UNESCO Activity Location
The following maps indicate the countries within sub-Saharan Africa that the Co-Chairs' work, as identified in the four initiatives, has had impacts. The participating countries are shown in purple.

Prof. Pence’s work in sub-Saharan Africa commenced in 1994 when UNICEF invited him to work with them in promoting capacity for ECD. The invitation was based on Pence’s internationally recognized work with Canadian First Nations’ communities to develop their own community-sensitive approaches to ECD. UNICEF felt that the strengths-focused, culturally supportive, ‘generative’ approach he co-developed with First Nations would be effective in the Majority (Developing) World as well.
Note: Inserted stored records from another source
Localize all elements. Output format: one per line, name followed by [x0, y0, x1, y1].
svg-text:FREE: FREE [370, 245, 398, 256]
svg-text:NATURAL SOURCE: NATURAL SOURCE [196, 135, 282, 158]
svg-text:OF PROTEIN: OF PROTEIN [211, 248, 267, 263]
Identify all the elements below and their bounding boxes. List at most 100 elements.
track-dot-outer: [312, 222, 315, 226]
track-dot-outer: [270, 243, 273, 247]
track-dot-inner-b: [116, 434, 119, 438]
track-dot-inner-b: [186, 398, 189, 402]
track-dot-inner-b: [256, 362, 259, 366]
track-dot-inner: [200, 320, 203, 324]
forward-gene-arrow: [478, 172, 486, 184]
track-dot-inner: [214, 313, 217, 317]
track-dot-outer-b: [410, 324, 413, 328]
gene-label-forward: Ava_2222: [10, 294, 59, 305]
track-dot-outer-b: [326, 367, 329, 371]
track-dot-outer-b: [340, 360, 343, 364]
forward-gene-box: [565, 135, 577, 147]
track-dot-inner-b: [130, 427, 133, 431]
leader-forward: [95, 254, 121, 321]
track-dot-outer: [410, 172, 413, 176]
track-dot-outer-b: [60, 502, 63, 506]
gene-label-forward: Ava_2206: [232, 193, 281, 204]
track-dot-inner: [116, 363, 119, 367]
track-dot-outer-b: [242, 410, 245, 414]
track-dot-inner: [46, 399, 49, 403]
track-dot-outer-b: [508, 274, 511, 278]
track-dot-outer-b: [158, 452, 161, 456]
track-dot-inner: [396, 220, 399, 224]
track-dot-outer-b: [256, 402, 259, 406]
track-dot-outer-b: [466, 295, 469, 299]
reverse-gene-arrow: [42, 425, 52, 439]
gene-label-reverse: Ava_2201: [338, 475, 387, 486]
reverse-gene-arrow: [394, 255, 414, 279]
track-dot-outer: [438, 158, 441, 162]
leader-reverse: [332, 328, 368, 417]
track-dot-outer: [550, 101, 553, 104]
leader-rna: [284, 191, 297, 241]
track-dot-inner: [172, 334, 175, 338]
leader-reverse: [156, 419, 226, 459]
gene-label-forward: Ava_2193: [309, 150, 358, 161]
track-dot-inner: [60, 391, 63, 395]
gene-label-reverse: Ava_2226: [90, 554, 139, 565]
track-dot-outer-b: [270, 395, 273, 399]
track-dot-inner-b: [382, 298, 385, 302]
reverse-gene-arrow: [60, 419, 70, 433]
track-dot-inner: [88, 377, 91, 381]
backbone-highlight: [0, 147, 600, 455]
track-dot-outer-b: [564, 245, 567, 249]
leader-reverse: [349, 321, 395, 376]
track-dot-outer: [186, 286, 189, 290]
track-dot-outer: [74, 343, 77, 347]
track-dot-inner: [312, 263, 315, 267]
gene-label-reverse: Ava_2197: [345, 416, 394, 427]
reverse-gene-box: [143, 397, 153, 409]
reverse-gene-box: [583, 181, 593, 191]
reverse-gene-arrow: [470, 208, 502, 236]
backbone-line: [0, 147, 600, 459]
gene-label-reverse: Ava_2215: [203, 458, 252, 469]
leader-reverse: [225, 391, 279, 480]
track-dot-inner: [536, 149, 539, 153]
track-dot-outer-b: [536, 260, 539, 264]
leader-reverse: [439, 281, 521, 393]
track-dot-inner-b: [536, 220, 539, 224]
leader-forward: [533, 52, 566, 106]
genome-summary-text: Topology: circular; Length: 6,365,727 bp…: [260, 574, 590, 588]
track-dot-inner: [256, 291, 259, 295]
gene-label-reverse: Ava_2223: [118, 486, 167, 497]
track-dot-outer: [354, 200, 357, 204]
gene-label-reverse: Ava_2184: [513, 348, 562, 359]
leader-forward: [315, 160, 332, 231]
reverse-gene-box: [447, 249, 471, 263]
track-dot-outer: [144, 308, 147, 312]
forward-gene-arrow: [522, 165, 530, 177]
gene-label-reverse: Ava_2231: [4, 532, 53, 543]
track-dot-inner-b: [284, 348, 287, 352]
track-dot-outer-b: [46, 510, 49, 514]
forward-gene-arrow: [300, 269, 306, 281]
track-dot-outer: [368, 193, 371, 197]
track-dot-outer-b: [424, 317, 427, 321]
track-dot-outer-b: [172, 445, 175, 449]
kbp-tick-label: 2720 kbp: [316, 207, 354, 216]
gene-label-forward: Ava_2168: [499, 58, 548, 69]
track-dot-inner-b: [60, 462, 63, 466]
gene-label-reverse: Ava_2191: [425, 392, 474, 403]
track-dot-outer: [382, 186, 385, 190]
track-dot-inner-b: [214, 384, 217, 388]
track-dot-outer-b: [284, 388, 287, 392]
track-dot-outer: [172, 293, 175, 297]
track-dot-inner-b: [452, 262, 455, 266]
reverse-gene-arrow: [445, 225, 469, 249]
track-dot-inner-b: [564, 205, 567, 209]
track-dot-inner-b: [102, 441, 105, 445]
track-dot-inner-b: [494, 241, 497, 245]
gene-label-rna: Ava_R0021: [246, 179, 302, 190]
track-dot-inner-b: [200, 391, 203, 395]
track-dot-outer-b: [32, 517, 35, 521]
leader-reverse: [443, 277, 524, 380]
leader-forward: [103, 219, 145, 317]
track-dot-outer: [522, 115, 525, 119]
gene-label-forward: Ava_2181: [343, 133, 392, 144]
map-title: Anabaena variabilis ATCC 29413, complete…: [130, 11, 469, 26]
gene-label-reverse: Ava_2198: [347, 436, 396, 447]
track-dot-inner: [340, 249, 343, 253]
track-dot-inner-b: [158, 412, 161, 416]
Over time different programs and approaches to ECD capacity promotion were developed to address various key stakeholder groups in sub-Saharan Africa:

  • The initial vehicle was a series of 2-3 week seminars, with invitations issued by UNICEF to 30-35, primarily governmental and training/education leaders in 10-12 SSA countries per seminar. These sessions took place in 1995, 1997 and 1998.
  • The seminar proposed for 1999 to take place in Kampala, Uganda with primary support from the World Bank morphed, at the suggestion and leadership of Pence, to become the first of four African International ECD Conferences. The 3rd (co-led by Pence, 2005) and 4th Conferences (led by Vargas-Baron, 2009) focused increasingly on engagement with political leaders, with the Dakar 2009 Conference including over 600 participants from 40 SSA countries, with 140-plus of the attendees being SSA Ministers or their representatives.
  • A third key group, mid-career, decision-making professionals in governments and NGOs, were an important element in capacity promotion and were addressed largely through the Early Childhood Development Virtual University (ECDVU, 2000-present), a graduate level, largely web-based community of learners and leaders program created by Pence in 1999/2000. The ECDVU completed its 5th SSA delivery in August, 2016—a collaboration with a Nigerian University that is now positioned to continue program offerings on its own (there have been a total of 138 graduates from 17 SSA countries through the ECDVU program’s 5 deliveries with 137 of the 138 graduates remaining in Africa—brain gain, instead of brain drain).
  • A fourth group targeted as key for broad and sustainable ECD capacity development in SSA are Scholars and Institutions (AS&I), an initiative launched in 2008/2009 by Pence and long-time ECDVU colleague, Prof. Kofi Marfo. The African Scholars Workshop (ASW) series has brought together 64 scholars from 24 SSA countries through a series of five workshops from 2010-2016.